Cult movies like Pink Flamingos exist and speak to one another independently of their authors’ intentions. They provide proof that a particular film comes from other films and that once a film is made, it assumes an independent life of its own. Waters could not have anticipated that Pink Flamingos would become a cult movie. Nor did Ridley Scott, in 1982, when he made Blade Runner, a noir apocalyptic tale that was not well received upon initial release and went on to become a cult movie despite negative critical response. It’s worth noting that critical reaction to both Pink Flamingos and Blade Runner has also changed over the years into a more appreciative one, showing the shifting nature of criticism itself.

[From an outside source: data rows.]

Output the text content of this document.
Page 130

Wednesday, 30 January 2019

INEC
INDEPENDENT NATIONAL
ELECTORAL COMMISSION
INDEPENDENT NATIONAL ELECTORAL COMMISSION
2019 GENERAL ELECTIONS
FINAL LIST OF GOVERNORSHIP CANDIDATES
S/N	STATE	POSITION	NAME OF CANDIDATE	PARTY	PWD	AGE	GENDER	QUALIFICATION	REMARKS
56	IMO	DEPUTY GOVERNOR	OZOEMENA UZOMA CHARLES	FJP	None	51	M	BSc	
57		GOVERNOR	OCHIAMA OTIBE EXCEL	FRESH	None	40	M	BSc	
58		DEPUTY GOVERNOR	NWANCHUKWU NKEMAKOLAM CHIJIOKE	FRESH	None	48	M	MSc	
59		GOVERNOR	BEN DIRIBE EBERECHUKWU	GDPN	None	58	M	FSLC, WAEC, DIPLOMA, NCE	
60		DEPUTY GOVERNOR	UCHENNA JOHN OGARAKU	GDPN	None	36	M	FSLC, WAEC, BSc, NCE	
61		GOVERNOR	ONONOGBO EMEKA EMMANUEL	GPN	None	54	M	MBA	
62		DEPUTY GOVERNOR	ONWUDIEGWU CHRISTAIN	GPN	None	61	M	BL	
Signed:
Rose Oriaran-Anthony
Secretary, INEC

The notorious “doggie” finale of Pink Flamingos, as well as other scenes and lines, can be enjoyed for what they are, regardless of the particular place they occupy within the larger narrative. They work in the same way as two or three scenes from Mommie Dearest, starring
Faye Dunaway as the emasculating Joan Crawford: the wire hangers, the axe, the physical fight between mother and daughter. These scenes can be easily removed from their original textual meanings, which explains why they have been playing over and over again in video bars frequented by gay men and savvy urbanites enamored of camp culture. The cult status of Pink Flamingos was confirmed in 1997, when for its twenty-fifth anniversary it received a limited theatrical rerelease and a new DVD version, now rated NC-17 by the Motion Picture Association of America (MPAA) and a more savvy and positive response from a new generation of critics. The new edition features an improved soundtrack, commentary by Waters, and several scenes deleted from the original cut.

In the first two decades of his career, Waters’s identity had thrived on excess and exaggeration—on his wish, as he said semijokingly, for his own life to be “torn from the headlines.” The National Enquirer, which he considers to be the ultimate barometer of fame in America, has informed his earlier sensibility. His protagonists have shared their director’s penchant for gaudy and lurid events. His fascination with crime and court trials is based on his belief that “when you
do something horrible, you can’t change it.” “I think it’s a matter of things being forbidden,” he has repeatedly said. “That’s part of the glory of being raised a Catholic. It makes you more theatrical, and the sex is always better ‘cause it’s dirty and forbidden.” Moreover, his moonlighting as a prison lecturer is a direct outgrowth of his attraction to the forbidden along with his undeniable service orientation.